Using the Myday app how do I pull one item from back room location?


----------



## SigningLady (Oct 29, 2020)

Scan the item, click on Item Details, then click on the red Take button. Scan the backroom location and enter the quantity taken.


----------



## happygoth (Oct 29, 2020)

SigningLady said:


> Scan the item, click on Item Details, then click on the red Take button. Scan the backroom location and enter the quantity taken.


That sounds like MyWork, not Myday. Someone correct me if I'm wrong.


----------



## GRC (Oct 29, 2020)

happygoth said:


> That sounds like MyWork, not Myday. Someone correct me if I'm wrong.


That's MyDay.


----------



## happygoth (Oct 29, 2020)

GRC said:


> That's MyDay.


So you don't have to go under Fill to pull an item? Do you just scan the item when you are on the MyDay home page?


----------



## allnew2 (Oct 29, 2020)

happygoth said:


> So you don't have to go under Fill to pull an item? Do you just scan the item when you are on the MyDay home page?
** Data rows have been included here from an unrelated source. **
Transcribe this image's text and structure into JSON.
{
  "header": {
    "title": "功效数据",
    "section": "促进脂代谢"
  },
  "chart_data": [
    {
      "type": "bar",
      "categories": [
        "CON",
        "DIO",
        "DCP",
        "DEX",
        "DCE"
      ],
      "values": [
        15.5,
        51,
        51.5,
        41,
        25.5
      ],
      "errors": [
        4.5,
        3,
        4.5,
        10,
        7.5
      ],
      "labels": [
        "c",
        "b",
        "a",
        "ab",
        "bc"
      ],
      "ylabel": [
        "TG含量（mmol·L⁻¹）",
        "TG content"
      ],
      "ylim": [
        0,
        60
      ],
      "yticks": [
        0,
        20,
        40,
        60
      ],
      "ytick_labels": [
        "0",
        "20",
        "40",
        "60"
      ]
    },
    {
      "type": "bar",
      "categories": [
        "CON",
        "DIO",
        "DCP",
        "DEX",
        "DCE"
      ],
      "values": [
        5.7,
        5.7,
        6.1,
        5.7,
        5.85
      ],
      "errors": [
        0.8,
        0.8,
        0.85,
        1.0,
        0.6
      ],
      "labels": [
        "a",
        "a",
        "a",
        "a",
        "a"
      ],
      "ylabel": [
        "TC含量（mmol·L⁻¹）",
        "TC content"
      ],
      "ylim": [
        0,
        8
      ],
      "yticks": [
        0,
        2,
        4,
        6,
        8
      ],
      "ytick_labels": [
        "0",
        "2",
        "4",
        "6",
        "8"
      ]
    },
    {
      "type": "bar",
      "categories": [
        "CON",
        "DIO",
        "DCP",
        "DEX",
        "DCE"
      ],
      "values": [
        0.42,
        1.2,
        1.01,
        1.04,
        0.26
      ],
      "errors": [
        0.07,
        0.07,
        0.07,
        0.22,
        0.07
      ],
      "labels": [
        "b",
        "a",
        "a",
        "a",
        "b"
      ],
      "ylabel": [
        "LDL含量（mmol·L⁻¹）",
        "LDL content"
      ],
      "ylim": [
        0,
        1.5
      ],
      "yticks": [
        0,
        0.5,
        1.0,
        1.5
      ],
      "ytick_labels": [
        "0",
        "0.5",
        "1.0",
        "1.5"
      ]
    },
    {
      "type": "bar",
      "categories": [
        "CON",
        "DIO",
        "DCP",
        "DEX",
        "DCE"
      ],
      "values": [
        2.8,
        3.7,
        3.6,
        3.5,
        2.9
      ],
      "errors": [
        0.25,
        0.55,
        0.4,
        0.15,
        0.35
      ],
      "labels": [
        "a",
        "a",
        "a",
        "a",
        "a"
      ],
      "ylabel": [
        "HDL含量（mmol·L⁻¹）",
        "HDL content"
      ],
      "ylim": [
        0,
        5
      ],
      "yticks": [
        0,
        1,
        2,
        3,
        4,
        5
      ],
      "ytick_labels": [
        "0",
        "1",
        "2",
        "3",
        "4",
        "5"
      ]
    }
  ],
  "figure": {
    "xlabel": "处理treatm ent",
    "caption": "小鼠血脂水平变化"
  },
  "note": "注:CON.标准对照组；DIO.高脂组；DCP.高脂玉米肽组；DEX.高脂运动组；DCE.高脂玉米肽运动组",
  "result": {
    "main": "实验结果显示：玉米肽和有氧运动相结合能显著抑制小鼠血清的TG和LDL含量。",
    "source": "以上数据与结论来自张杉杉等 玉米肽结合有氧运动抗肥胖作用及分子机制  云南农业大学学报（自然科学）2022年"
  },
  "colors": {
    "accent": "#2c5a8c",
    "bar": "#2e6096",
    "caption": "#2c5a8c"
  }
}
Correct. Scan the ítem You go to detail and it will show the location in the back right next to it you will see the take button .


----------



## happygoth (Oct 29, 2020)

Thank you, I've been doing it wrong lol!


----------



## Nauzhror (Oct 29, 2020)

happygoth said:


> Thank you, I've been doing it wrong lol!


Yeah, my closing TL told me to use Fill. It worked, but was also a PITA. Was my SETL that showed me the proper way.


----------



## Tarjayy (Oct 30, 2020)

Thanks guys. I knew that there had to be another way than using the ”fill” option.


----------



## IWishIKnew (Oct 30, 2020)

The breakout of backstock & fill from the item details screen is the biggest PITA of MyDay. I spend so much time going back and forth and back and forth....

No idea why they split them out.


----------



## happygoth (Oct 31, 2020)

I saw today that you have to select the scan icon first though, you don't just hit the MyDay app and scan from the home page. But still, better than Fill/Backstock.


----------